The alternative to overclaiming is to position clearly and specifically: here is what we have built, here is the specific target rationale, here is what the data shows and what it does not show, here is the IP status, here is the manufacturing plan. This approach takes more confidence than throwing optimistic projections at a business development team, but it produces a qualitatively different kind of conversation.

The deals that move forward quickly from a preclinical stage tend to involve companies that are unusually clear about what they have and what they need. Pharma partners are not looking for companies that have solved every problem — they are looking for companies that have identified the right problems and are solving them systematically. A target-plus-rationale-plus-preliminary-data package presented with clear-eyed honesty about the remaining work is more compelling than an inflated claim set that falls apart in diligence.

For caVos specifically, our position is straightforward: we have a computational pipeline for target identification based on cross-species conserved variants, preliminary in vitro data on a small number of mRNA constructs targeting longevity-associated proteins, and a clear view of what preclinical work remains before we would consider ourselves ready for partnership-level conversations. We are not there yet. Building toward it with a realistic picture of what is required is, in our view, the correct approach — and this post is part of that building process.
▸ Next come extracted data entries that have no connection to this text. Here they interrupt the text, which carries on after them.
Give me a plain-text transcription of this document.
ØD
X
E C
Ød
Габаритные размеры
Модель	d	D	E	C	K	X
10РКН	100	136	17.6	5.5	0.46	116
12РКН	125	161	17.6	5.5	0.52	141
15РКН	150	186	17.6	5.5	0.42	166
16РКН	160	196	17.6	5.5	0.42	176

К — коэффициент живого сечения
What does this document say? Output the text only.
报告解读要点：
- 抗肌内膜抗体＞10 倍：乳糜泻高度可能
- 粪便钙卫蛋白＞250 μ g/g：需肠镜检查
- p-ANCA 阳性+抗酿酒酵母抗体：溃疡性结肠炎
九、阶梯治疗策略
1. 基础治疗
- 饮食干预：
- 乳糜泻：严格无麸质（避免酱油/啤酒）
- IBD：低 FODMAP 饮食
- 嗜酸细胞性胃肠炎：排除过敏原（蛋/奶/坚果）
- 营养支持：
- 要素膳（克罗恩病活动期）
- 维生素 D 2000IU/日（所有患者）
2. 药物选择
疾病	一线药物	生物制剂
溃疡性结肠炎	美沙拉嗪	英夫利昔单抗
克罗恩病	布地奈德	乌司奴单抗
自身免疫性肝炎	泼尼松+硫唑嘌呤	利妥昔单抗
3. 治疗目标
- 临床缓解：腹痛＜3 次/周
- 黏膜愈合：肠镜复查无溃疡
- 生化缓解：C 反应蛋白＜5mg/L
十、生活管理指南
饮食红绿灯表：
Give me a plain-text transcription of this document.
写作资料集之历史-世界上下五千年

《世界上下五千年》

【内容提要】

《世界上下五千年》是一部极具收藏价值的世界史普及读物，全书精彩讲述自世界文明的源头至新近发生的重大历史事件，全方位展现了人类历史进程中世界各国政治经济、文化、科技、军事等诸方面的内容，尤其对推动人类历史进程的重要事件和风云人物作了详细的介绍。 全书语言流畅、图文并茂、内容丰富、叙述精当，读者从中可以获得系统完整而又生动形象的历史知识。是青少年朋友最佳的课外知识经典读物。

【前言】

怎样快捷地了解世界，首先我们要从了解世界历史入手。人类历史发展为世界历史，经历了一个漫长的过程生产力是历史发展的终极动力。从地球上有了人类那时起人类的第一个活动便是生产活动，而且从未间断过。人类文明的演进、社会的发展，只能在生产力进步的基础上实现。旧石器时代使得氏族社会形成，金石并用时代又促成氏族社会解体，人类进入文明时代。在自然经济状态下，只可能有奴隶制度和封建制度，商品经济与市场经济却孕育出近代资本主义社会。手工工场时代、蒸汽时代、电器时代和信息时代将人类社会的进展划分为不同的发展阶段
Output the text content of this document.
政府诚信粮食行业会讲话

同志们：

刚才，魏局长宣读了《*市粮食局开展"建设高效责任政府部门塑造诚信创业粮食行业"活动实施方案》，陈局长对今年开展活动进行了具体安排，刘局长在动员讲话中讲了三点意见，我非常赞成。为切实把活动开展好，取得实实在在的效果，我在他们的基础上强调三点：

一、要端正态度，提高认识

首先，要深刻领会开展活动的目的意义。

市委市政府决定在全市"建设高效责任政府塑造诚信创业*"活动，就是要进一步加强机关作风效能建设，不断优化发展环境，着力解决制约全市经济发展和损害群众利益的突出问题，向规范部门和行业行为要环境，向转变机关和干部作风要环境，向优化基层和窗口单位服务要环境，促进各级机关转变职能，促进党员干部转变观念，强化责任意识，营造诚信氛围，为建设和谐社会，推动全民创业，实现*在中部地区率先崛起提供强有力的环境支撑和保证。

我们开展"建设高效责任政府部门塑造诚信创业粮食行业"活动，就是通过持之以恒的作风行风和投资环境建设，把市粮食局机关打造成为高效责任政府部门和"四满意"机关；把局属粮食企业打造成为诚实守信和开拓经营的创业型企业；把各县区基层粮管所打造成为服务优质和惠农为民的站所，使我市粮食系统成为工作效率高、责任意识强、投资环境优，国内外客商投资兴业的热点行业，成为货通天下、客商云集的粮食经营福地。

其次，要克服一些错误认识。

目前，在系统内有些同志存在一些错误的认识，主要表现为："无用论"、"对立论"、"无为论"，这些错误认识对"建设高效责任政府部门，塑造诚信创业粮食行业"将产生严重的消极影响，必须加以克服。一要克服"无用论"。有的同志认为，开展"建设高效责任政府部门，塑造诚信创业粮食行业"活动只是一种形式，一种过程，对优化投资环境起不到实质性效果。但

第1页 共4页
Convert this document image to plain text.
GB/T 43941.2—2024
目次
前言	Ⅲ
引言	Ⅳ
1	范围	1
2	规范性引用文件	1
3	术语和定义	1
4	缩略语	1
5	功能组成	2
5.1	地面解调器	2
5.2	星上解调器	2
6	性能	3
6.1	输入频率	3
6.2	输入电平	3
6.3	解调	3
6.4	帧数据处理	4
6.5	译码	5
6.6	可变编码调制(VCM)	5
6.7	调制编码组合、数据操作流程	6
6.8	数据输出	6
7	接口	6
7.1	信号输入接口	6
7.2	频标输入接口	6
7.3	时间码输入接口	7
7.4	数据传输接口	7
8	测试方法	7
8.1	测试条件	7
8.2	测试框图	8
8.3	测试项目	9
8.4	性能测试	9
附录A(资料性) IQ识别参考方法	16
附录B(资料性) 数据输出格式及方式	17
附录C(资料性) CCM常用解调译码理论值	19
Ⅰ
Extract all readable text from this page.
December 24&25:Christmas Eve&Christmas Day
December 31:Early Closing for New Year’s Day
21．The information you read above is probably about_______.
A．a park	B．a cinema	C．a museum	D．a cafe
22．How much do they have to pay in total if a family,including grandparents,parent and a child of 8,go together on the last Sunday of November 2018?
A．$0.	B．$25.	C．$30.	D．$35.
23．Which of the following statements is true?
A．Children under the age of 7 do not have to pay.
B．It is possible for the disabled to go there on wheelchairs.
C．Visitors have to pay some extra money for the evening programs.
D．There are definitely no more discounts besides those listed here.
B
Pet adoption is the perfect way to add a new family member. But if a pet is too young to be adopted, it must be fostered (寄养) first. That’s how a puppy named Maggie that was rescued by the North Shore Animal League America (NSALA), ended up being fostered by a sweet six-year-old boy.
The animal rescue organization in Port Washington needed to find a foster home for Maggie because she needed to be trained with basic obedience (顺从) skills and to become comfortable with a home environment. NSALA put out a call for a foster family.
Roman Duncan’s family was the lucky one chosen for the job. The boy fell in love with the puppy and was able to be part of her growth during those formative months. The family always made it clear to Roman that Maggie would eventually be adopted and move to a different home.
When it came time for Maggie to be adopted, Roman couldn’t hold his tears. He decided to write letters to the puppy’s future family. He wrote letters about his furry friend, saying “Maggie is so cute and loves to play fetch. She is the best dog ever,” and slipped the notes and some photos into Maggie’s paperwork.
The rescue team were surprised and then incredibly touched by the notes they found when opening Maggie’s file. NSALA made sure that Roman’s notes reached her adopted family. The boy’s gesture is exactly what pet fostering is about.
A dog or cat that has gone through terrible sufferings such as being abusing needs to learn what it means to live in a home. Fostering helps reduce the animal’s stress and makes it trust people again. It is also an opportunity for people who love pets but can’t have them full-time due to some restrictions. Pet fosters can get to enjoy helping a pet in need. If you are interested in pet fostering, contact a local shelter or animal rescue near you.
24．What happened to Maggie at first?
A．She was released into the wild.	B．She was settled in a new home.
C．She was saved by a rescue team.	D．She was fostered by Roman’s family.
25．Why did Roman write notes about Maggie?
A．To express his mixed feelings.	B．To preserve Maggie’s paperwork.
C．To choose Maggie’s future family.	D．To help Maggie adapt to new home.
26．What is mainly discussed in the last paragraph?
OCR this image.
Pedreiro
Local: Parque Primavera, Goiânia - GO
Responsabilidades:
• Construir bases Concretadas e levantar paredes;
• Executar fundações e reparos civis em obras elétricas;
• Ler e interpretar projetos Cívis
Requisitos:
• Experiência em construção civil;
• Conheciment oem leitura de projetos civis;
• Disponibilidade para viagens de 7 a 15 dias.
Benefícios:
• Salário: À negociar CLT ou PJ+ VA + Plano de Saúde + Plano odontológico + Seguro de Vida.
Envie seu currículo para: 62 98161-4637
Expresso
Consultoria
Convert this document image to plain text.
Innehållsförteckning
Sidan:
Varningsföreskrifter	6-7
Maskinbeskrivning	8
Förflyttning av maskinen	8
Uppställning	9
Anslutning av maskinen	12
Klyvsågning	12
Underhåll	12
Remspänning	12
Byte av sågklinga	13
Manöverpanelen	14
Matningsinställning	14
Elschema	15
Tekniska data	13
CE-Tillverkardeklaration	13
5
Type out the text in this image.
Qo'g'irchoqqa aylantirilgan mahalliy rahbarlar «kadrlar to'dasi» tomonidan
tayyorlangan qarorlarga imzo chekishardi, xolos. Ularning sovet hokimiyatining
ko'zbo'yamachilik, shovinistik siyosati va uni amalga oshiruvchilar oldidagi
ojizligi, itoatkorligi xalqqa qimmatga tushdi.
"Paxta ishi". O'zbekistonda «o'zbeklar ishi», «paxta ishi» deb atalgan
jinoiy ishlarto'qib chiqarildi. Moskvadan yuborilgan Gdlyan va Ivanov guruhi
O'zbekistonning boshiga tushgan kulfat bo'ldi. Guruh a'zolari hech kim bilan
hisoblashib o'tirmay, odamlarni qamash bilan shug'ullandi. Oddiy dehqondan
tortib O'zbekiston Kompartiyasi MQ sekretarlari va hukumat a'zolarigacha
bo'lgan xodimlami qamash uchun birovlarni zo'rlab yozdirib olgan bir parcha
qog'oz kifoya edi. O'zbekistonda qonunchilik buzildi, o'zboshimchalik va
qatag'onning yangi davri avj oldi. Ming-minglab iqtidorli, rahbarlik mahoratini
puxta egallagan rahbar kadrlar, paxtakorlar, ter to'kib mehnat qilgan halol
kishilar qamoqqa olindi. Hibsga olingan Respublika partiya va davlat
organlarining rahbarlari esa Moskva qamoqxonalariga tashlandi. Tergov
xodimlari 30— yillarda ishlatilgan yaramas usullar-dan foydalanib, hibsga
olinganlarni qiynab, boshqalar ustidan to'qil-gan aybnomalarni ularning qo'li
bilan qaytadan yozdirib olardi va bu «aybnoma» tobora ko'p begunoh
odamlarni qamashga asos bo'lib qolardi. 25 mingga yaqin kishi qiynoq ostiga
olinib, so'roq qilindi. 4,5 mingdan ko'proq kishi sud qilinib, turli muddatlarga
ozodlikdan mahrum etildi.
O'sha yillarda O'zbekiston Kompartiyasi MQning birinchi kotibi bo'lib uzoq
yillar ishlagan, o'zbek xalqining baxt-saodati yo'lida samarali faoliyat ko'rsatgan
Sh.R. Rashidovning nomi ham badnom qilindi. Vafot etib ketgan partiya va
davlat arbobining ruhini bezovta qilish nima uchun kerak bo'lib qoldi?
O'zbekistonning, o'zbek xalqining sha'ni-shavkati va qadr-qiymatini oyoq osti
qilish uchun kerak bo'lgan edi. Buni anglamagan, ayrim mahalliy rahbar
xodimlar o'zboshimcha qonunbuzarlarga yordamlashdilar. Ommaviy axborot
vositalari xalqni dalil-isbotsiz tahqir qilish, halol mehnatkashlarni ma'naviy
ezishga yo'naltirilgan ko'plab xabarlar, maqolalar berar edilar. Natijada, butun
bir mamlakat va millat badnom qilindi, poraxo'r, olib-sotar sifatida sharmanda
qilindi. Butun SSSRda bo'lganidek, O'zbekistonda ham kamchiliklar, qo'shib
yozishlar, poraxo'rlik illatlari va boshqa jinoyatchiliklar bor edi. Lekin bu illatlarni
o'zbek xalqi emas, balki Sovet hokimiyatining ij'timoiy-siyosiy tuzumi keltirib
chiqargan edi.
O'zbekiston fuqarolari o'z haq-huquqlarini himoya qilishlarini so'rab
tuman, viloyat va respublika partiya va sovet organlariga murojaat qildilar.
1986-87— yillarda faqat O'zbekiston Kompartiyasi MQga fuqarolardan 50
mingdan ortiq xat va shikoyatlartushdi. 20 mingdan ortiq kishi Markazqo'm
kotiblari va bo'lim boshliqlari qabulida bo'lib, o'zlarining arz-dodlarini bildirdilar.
The Tactical Question: When to Start the Conversation

A practical question for any preclinical company is when to initiate business development conversations. Starting too early — before you have the data package described above — risks being categorized and dismissed before you have the evidence to make the case. Starting too late means you may have burned money on studies that a partner would have co-funded, or missed the opportunity to shape a program around what a partner actually needs.

The rough answer we have heard from people on both sides of this table: start informal scientific conversations when you have compelling target rationale and at least some functional in vitro data. Do not start formal business development conversations until you have the full package. The scientific conversation is low-stakes intelligence gathering; the business development conversation has reputational consequences if you go in underprepared. Keep them in separate boxes until you are ready for the latter.